In quel tempo, Gesù disse ai suoi discepoli questa parabola:
«Avverrà come a un uomo che, partendo per un viaggio, chiamò i suoi servi e consegnò loro i suoi beni. A uno diede cinque talenti, a un altro due, a un altro uno, secondo le capacità di ciascuno; poi partì.
Subito colui che aveva ricevuto cinque talenti andò a impiegarli, e ne guadagnò altri cinque. Così anche quello che ne aveva ricevuti due, ne guadagnò altri due.

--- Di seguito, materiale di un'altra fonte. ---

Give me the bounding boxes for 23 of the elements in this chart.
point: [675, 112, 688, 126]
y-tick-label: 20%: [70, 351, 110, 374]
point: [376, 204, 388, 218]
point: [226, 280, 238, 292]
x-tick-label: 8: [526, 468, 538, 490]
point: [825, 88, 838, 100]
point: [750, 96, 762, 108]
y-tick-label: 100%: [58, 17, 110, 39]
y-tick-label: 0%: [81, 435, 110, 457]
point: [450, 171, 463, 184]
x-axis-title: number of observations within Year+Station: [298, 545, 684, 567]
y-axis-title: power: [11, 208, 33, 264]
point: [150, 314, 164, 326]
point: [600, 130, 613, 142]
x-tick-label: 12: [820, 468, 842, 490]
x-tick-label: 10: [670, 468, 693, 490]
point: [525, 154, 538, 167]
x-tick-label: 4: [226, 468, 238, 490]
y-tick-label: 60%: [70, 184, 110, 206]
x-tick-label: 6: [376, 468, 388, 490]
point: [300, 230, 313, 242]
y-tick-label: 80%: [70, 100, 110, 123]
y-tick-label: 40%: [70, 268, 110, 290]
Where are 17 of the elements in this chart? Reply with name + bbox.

Colui invece che aveva ricevuto un solo talento, andò a fare una buca nel terreno e vi nascose il denaro del suo padrone.

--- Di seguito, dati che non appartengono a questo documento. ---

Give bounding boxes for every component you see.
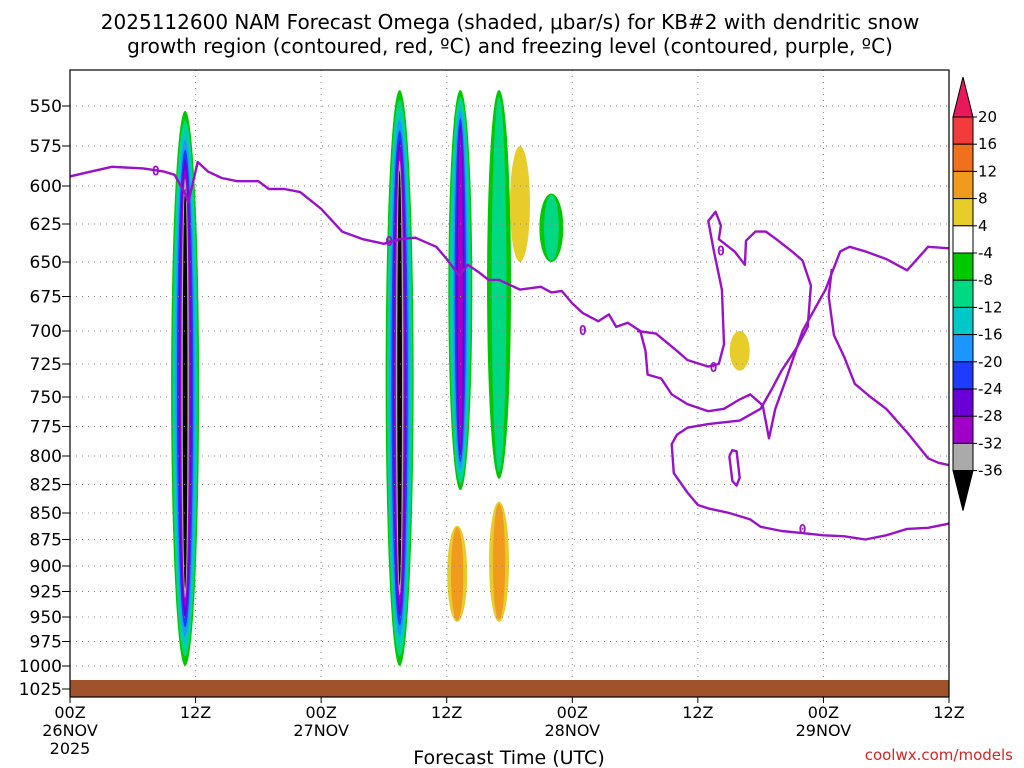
colorbar-label-7: -12 [978,298,1003,316]
y-tick-label-850: 850 [30,504,62,524]
source-credit: coolwx.com/models [865,746,1013,764]
colorbar-label-4: 4 [978,217,988,235]
colorbar-label-1: 16 [978,135,997,153]
colorbar-label-8: -16 [978,326,1003,344]
colorbar-swatch-9 [952,334,974,363]
y-tick-label-1025: 1025 [19,680,62,700]
colorbar-label-6: -8 [978,271,993,289]
y-tick-label-875: 875 [30,531,62,551]
y-tick-label-975: 975 [30,633,62,653]
contour-label-3: 0 [710,361,718,376]
y-tick-label-725: 725 [30,355,62,375]
y-tick-label-900: 900 [30,557,62,577]
omega-shade-8-0 [729,331,750,371]
x-tick-label-0: 00Z [54,703,85,722]
colorbar-label-2: 12 [978,162,997,180]
colorbar-swatch-10 [952,361,974,390]
plot-area: 0 0 0 0 0 0 [70,70,949,697]
colorbar-swatch-4 [952,198,974,227]
colorbar-label-9: -20 [978,353,1003,371]
colorbar-swatch-3 [952,170,974,200]
omega-shade-6-1 [492,503,506,620]
omega-shade-5-1 [451,527,464,621]
x-tick-label-12: 12Z [180,703,211,722]
x-tick-date-72: 29NOV [796,721,852,740]
contour-label-5: 0 [799,523,807,538]
y-tick-label-825: 825 [30,476,62,496]
y-tick-label-1000: 1000 [19,657,62,677]
colorbar-label-0: 20 [978,108,997,126]
x-tick-label-36: 12Z [431,703,462,722]
y-tick-label-550: 550 [30,97,62,117]
terrain-ground [70,680,949,697]
colorbar-label-3: 8 [978,190,988,208]
omega-shade-2-6 [457,132,463,449]
freezing-level-contour-small-loop [728,448,741,487]
freezing-level-contours: 0 0 0 0 0 0 [70,160,949,541]
colorbar-legend: 20 16 12 8 4 -4 -8 -12 -16 -20 -24 -28 -32 -36 [952,76,1003,511]
colorbar-label-10: -24 [978,380,1003,398]
y-tick-label-775: 775 [30,418,62,438]
colorbar-swatch-5 [952,225,974,254]
chart-title-line2: growth region (contoured, red, ºC) and f… [127,34,893,58]
x-axis-label: Forecast Time (UTC) [413,747,604,768]
y-tick-label-950: 950 [30,608,62,628]
colorbar-label-11: -28 [978,407,1003,425]
x-tick-label-60: 12Z [682,703,713,722]
colorbar-swatch-13 [952,442,974,472]
y-tick-label-800: 800 [30,447,62,467]
colorbar-swatch-1 [952,116,974,145]
contour-label-2: 0 [579,324,587,339]
colorbar-swatch-7 [952,279,974,308]
colorbar-swatch-12 [952,415,974,444]
x-tick-label-48: 00Z [557,703,588,722]
contour-label-0: 0 [152,165,160,180]
x-tick-date-48: 28NOV [544,721,600,740]
x-tick-date-24: 27NOV [293,721,349,740]
colorbar-swatch-8 [952,306,974,336]
y-tick-label-700: 700 [30,322,62,342]
x-tick-label-84: 12Z [933,703,964,722]
colorbar-label-13: -36 [978,462,1003,480]
omega-shade-3-1 [491,96,507,472]
y-tick-label-750: 750 [30,388,62,408]
y-tick-label-925: 925 [30,583,62,603]
x-tick-year-0: 2025 [50,739,91,758]
x-tick-label-24: 00Z [305,703,336,722]
colorbar-swatch-2 [952,143,974,172]
freezing-level-contour-main [70,160,949,440]
x-tick-date-0: 26NOV [42,721,98,740]
x-tick-label-72: 00Z [808,703,839,722]
omega-shading-layer [171,90,750,666]
y-tick-label-675: 675 [30,288,62,308]
freezing-level-contour-lower [637,210,949,541]
contour-label-1: 0 [385,235,393,250]
colorbar-swatch-6 [952,252,974,281]
freezing-level-contour-right [827,268,949,467]
omega-shade-4-1 [543,194,559,261]
y-tick-label-575: 575 [30,137,62,157]
omega-shade-7-0 [509,146,530,262]
y-tick-label-600: 600 [30,177,62,197]
colorbar-bottom-arrow [952,470,974,511]
y-axis-ticks: 550 575 600 625 650 675 700 725 750 775 800 825 850 8… [19,97,70,700]
colorbar-label-12: -32 [978,434,1003,452]
colorbar-label-5: -4 [978,244,993,262]
contour-label-4: 0 [717,244,725,259]
y-tick-label-625: 625 [30,215,62,235]
omega-shade-0-8 [182,188,188,589]
omega-shade-1-8 [397,170,402,586]
colorbar-top-arrow [952,76,974,118]
plot-frame [69,69,950,698]
y-tick-label-650: 650 [30,253,62,273]
chart-title-line1: 2025112600 NAM Forecast Omega (shaded, μ… [101,10,919,34]
gridlines [70,70,949,697]
colorbar-swatch-11 [952,388,974,417]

Dopo molto tempo il padrone di quei servi tornò e volle regolare i conti con loro.
Si presentò colui che aveva ricevuto cinque talenti e ne portò altri cinque, dicendo: “Signore, mi hai consegnato cinque talenti; ecco, ne ho guadagnati altri cinque”. “Bene, servo buono e fedele – gli disse il suo padrone –, sei stato fedele nel poco, ti darò potere su molto; prendi parte alla gioia del tuo padrone”.
Si presentò poi colui che aveva ricevuto due talenti e disse: “Signore, mi hai consegnato due talenti; ecco, ne ho guadagnati altri due”. “Bene, servo buono e fedele – gli disse il suo padrone –, sei stato fedele nel poco, ti darò potere su molto; prendi parte alla gioia del tuo padrone”.
Si presentò infine anche colui che aveva ricevuto un solo talento e disse: “Signore, so che sei un uomo duro, che mieti dove non hai seminato e raccogli dove non hai sparso. Ho avuto paura e sono andato a nascondere il tuo talento sotto terra: ecco ciò che è tuo”.
Il padrone gli rispose: “Servo malvagio e pigro, tu sapevi che mieto dove non ho seminato e raccolgo dove non ho sparso; avresti dovuto affidare il mio denaro ai banchieri e così, ritornando, avrei ritirato il mio con l’interesse. Toglietegli dunque il talento, e datelo a chi ha i dieci talenti. Perché a chiunque ha, verrà dato e sarà nell’abbondanza; ma a chi non ha, verrà tolto anche quello che ha. E il servo inutile gettatelo fuori nelle tenebre; là sarà pianto e stridore di denti”».
Commento
Il Signore ci dona dei talenti perché ha piena fiducia in ciascuno di noi e ci ama. I doni non sono tutti uguali poiché ognuno è diverso e unico a suo modo. Non importa la loro quantità, ma il nucleo di questa parabola consiste nel fatto che siamo preziosi e speciali ai Suoi occhi. Ciò dovrebbe far scaturire in noi l’azione di abbandono nelle braccia del Padre. Questo atto di fiducia si concretizza nel far fruttare i doni, dunque le potenzialità, che Lui ci ha dato. Così facendo, impariamo a relazionarci con il prossimo, oltre che con Dio in quanto i regali donataci trovano compimento nell’apertura all’altro e non nella chiusura in noi stessi. I talenti, molto spesso, facciamo fatica a riconoscerli e poi a metterli in atto. Possono subentrare l’insicurezza (di non sentirsi capace, di non essere abbastanza...) e la paura, che non ci permette di vivere nell’amore verso il prossimo. È il caso dell’ultimo servo in cui molte volte anche noi ci identifichiamo. Per non rimanere nella paura Gesù ci invita alla preghiera e all’Eucarestia, modi per nutrirci del Suo amore.
Oggi chiedo la grazia al Signore di aiutarmi a scoprire i doni che Egli mi ha dato, a non farmi bloccare dalla paura e a far fruttare il meglio che c’è in me.